Page MenuHomePhabricator

Set up backups of tools and misc data from labstore1004/5 in labstore2003/4
Closed, ResolvedPublic

Description

labstore2001 is not in a good state and is being taken apart tomorrow to inspect the hardware weirdness with the RAID controllers and disks. See T102626 and T149567.

labstore2003/4 have about 22TB between them, and the plan is to now backup (using bdsync) the tools and misc volumes from the new labstore secondary cluster in eqiad (labstore1004/5) to these boxes.

We are also planning to reimage labstore2003/4 before doing this.

Event Timeline

Restricted Application added a subscriber: Aklapper. · View Herald Transcript

Change 319500 had a related patch set uploaded (by Madhuvishy):
new labstore partman recipe

https://gerrit.wikimedia.org/r/319500

Change 319500 merged by Madhuvishy:
new labstore partman recipe

https://gerrit.wikimedia.org/r/319500

Script wmf_auto_reimage was launched by madhuvishy on neodymium.eqiad.wmnet for hosts:

['labstore2003.codfw.wmnet']

The log can be found in /var/log/wmf-auto-reimage/201611030437_madhuvishy_13787.log.

Script wmf_auto_reimage was launched by madhuvishy on neodymium.eqiad.wmnet for hosts:

['labstore2004.codfw.wmnet']

The log can be found in /var/log/wmf-auto-reimage/201611030607_madhuvishy_15305.log.

Change 319518 had a related patch set uploaded (by Madhuvishy):
labstore: Add mountpoint at srv for labstore-lvm-noraid partman recipe

https://gerrit.wikimedia.org/r/319518

Change 319518 merged by Madhuvishy:
labstore: Add mountpoint at srv for labstore-lvm-noraid partman recipe

https://gerrit.wikimedia.org/r/319518

The WMF auto reimage script didn't work out due to a puppet issue we discovered in this process (ticket coming soon). Manually reimaged 2004 so far.

Change 319530 had a related patch set uploaded (by Madhuvishy):
labstore: Setup secondary backups of tools and misc on labstore2003/4

https://gerrit.wikimedia.org/r/319530

Change 319530 merged by Madhuvishy:
labstore: Setup secondary backups of tools and misc on labstore2003/4

https://gerrit.wikimedia.org/r/319530

Mentioned in SAL (#wikimedia-operations) [2016-11-04T01:54:23Z] <madhuvishy> Manually reimaging labstore2003 (T149870)

Change 319781 had a related patch set uploaded (by Madhuvishy):
labstore: Apply role secondary::backup::tools-project to labstore2003

https://gerrit.wikimedia.org/r/319781

Change 319781 merged by Madhuvishy:
labstore: Apply role secondary::backup::tools-project to labstore2003

https://gerrit.wikimedia.org/r/319781

Labstore2003 and 2004 reimaged, and set up with bdsync weekly backups for tools and misc respectively.
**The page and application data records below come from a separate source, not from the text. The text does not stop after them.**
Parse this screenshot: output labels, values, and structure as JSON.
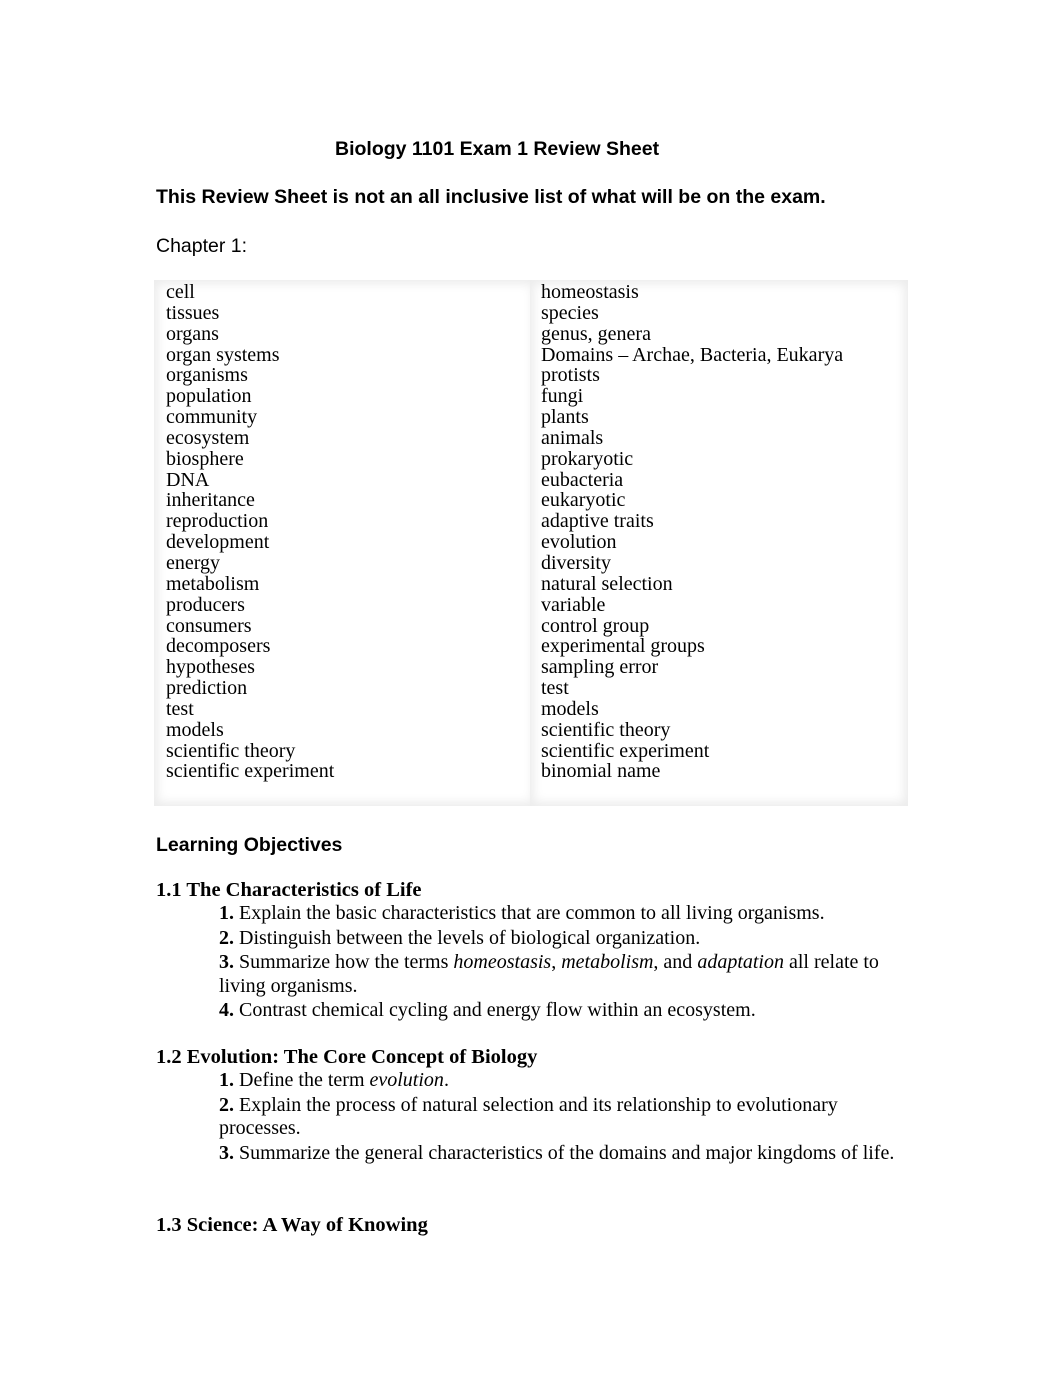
{
  "document": {
    "title": "Biology 1101 Exam 1 Review Sheet",
    "disclaimer": "This Review Sheet is not an all inclusive list of what will be on the exam.",
    "chapter_label": "Chapter 1:",
    "terms": {
      "left": [
        "cell",
        "tissues",
        "organs",
        "organ systems",
        "organisms",
        "population",
        "community",
        "ecosystem",
        "biosphere",
        "DNA",
        "inheritance",
        "reproduction",
        "development",
        "energy",
        "metabolism",
        "producers",
        "consumers",
        "decomposers",
        "hypotheses",
        "prediction",
        "test",
        "models",
        "scientific theory",
        "scientific experiment"
      ],
      "right": [
        "homeostasis",
        "species",
        "genus, genera",
        "Domains – Archae, Bacteria, Eukarya",
        "protists",
        "fungi",
        "plants",
        "animals",
        "prokaryotic",
        "eubacteria",
        "eukaryotic",
        "adaptive traits",
        "evolution",
        "diversity",
        "natural selection",
        "variable",
        "control group",
        "experimental groups",
        "sampling error",
        "test",
        "models",
        "scientific theory",
        "scientific experiment",
        "binomial name"
      ]
    },
    "learning_objectives_heading": "Learning Objectives",
    "sections": [
      {
        "heading": "1.1 The Characteristics of Life",
        "objectives": [
          {
            "num": "1.",
            "parts": [
              {
                "t": " Explain the basic characteristics that are common to all living organisms."
              }
            ]
          },
          {
            "num": "2.",
            "parts": [
              {
                "t": " Distinguish between the levels of biological organization."
              }
            ]
          },
          {
            "num": "3.",
            "parts": [
              {
                "t": " Summarize how the terms "
              },
              {
                "t": "homeostasis",
                "i": true
              },
              {
                "t": ", "
              },
              {
                "t": "metabolism",
                "i": true
              },
              {
                "t": ", and "
              },
              {
                "t": "adaptation",
                "i": true
              },
              {
                "t": " all relate to living organisms."
              }
            ]
          },
          {
            "num": "4.",
            "parts": [
              {
                "t": " Contrast chemical cycling and energy flow within an ecosystem."
              }
            ]
          }
        ]
      },
      {
        "heading": "1.2 Evolution: The Core Concept of Biology",
        "objectives": [
          {
            "num": "1.",
            "parts": [
              {
                "t": " Define the term "
              },
              {
                "t": "evolution",
                "i": true
              },
              {
                "t": "."
              }
            ]
          },
          {
            "num": "2.",
            "parts": [
              {
                "t": " Explain the process of natural selection and its relationship to evolutionary processes."
              }
            ]
          },
          {
            "num": "3.",
            "parts": [
              {
                "t": " Summarize the general characteristics of the domains and major kingdoms of life."
              }
            ]
          }
        ]
      },
      {
        "heading": "1.3 Science: A Way of Knowing",
        "objectives": []
      }
    ]
  }
}
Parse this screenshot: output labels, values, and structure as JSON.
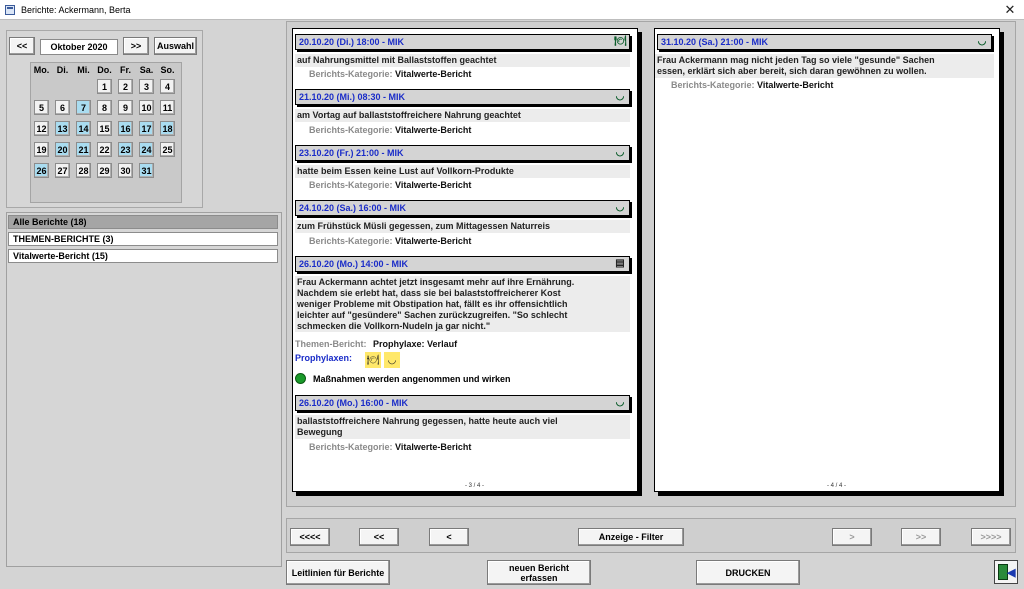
{
  "window": {
    "title": "Berichte: Ackermann, Berta"
  },
  "calendar": {
    "prev_label": "<<",
    "month_label": "Oktober 2020",
    "next_label": ">>",
    "select_label": "Auswahl",
    "weekdays": [
      "Mo.",
      "Di.",
      "Mi.",
      "Do.",
      "Fr.",
      "Sa.",
      "So."
    ],
    "days": [
      {
        "d": "1",
        "hl": false
      },
      {
        "d": "2",
        "hl": false
      },
      {
        "d": "3",
        "hl": false
      },
      {
        "d": "4",
        "hl": false
      },
      {
        "d": "5",
        "hl": false
      },
      {
        "d": "6",
        "hl": false
      },
      {
        "d": "7",
        "hl": true
      },
      {
        "d": "8",
        "hl": false
      },
      {
        "d": "9",
        "hl": false
      },
      {
        "d": "10",
        "hl": false
      },
      {
        "d": "11",
        "hl": false
      },
      {
        "d": "12",
        "hl": false
      },
      {
        "d": "13",
        "hl": true
      },
      {
        "d": "14",
        "hl": true
      },
      {
        "d": "15",
        "hl": false
      },
      {
        "d": "16",
        "hl": true
      },
      {
        "d": "17",
        "hl": true
      },
      {
        "d": "18",
        "hl": true
      },
      {
        "d": "19",
        "hl": false
      },
      {
        "d": "20",
        "hl": true
      },
      {
        "d": "21",
        "hl": true
      },
      {
        "d": "22",
        "hl": false
      },
      {
        "d": "23",
        "hl": true
      },
      {
        "d": "24",
        "hl": true
      },
      {
        "d": "25",
        "hl": false
      },
      {
        "d": "26",
        "hl": true
      },
      {
        "d": "27",
        "hl": false
      },
      {
        "d": "28",
        "hl": false
      },
      {
        "d": "29",
        "hl": false
      },
      {
        "d": "30",
        "hl": false
      },
      {
        "d": "31",
        "hl": true
      }
    ]
  },
  "report_list": {
    "items": [
      {
        "label": "Alle Berichte (18)",
        "selected": true
      },
      {
        "label": "THEMEN-BERICHTE (3)",
        "selected": false
      },
      {
        "label": "Vitalwerte-Bericht (15)",
        "selected": false
      }
    ]
  },
  "page_left": {
    "number": "- 3 / 4 -",
    "entries": [
      {
        "header": "20.10.20 (Di.) 18:00 - MIK",
        "icon": "meal-icon",
        "text": "auf Nahrungsmittel mit Ballaststoffen geachtet",
        "cat_label": "Berichts-Kategorie:",
        "cat_value": "Vitalwerte-Bericht"
      },
      {
        "header": "21.10.20 (Mi.) 08:30 - MIK",
        "icon": "bowl-icon",
        "text": "am Vortag auf ballaststoffreichere Nahrung geachtet",
        "cat_label": "Berichts-Kategorie:",
        "cat_value": "Vitalwerte-Bericht"
      },
      {
        "header": "23.10.20 (Fr.) 21:00 - MIK",
        "icon": "bowl-icon",
        "text": "hatte beim Essen keine Lust auf Vollkorn-Produkte",
        "cat_label": "Berichts-Kategorie:",
        "cat_value": "Vitalwerte-Bericht"
      },
      {
        "header": "24.10.20 (Sa.) 16:00 - MIK",
        "icon": "bowl-icon",
        "text": "zum Frühstück Müsli gegessen, zum Mittagessen Naturreis",
        "cat_label": "Berichts-Kategorie:",
        "cat_value": "Vitalwerte-Bericht"
      }
    ],
    "theme_entry": {
      "header": "26.10.20 (Mo.) 14:00 - MIK",
      "icon": "clipboard-icon",
      "text": "Frau Ackermann achtet jetzt insgesamt mehr auf ihre Ernährung.\nNachdem sie erlebt hat, dass sie bei balaststoffreicherer Kost\nweniger Probleme mit Obstipation hat, fällt es ihr offensichtlich\nleichter auf \"gesündere\" Sachen zurückzugreifen. \"So schlecht\nschmecken die Vollkorn-Nudeln ja gar nicht.\"",
      "theme_label": "Themen-Bericht:",
      "theme_value": "Prophylaxe: Verlauf",
      "prophylaxe_label": "Prophylaxen:",
      "status_text": "Maßnahmen werden angenommen und wirken",
      "colors": {
        "prophylaxe": "#1a2cc8",
        "status": "#1a9a2a"
      }
    },
    "last_entry": {
      "header": "26.10.20 (Mo.) 16:00 - MIK",
      "icon": "bowl-icon",
      "text": "ballaststoffreichere Nahrung gegessen, hatte heute auch viel\nBewegung",
      "cat_label": "Berichts-Kategorie:",
      "cat_value": "Vitalwerte-Bericht"
    }
  },
  "page_right": {
    "number": "- 4 / 4 -",
    "entry": {
      "header": "31.10.20 (Sa.) 21:00 - MIK",
      "icon": "bowl-icon",
      "text": "Frau Ackermann mag nicht jeden Tag so viele \"gesunde\" Sachen\nessen, erklärt sich aber bereit, sich daran gewöhnen zu wollen.",
      "cat_label": "Berichts-Kategorie:",
      "cat_value": "Vitalwerte-Bericht"
    }
  },
  "nav": {
    "first": "<<<<",
    "prev_fast": "<<",
    "prev": "<",
    "filter": "Anzeige - Filter",
    "next": ">",
    "next_fast": ">>",
    "last": ">>>>"
  },
  "footer": {
    "guidelines": "Leitlinien für Berichte",
    "new_report_1": "neuen Bericht",
    "new_report_2": "erfassen",
    "print": "DRUCKEN"
  }
}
I have a manual initial backup job running on screens in both servers.

Two things we have noticed that need to happen to close this:

  1. we need to use flock or something to ensure one job is running at a time
  2. we should use snapshot-manager to keep a history of backup-host-local snaphots both to have a known good version during backups and to have some history even if limited for cheap

@madhuvishy can you update status here? iiuc a flock like thing is in play but we are still keeping only 1 historical version. Could be wrong though :)

Change 334692 had a related patch set uploaded (by Madhuvishy):
nfs: Snapshot backup device on secondary DC before replicating latest from remote

https://gerrit.wikimedia.org/r/334692

Change 334692 merged by Madhuvishy:
[operations/puppet] nfs: Snapshot backup device on secondary DC before replicating latest from remote

https://gerrit.wikimedia.org/r/334692

Two things we have noticed that need to happen to close this:

  • we need to use flock or something to ensure one job is running at a time
  • we should use snapshot-manager to keep a history of backup-host-local snaphots both to have a known good version during backups and to have some history even if limited for cheap

Both of these are done now. I'll follow up tomorrow once the backup jobs have run, and update status and close this ticket.

Looks like the backup jobs are running fine. Closing this.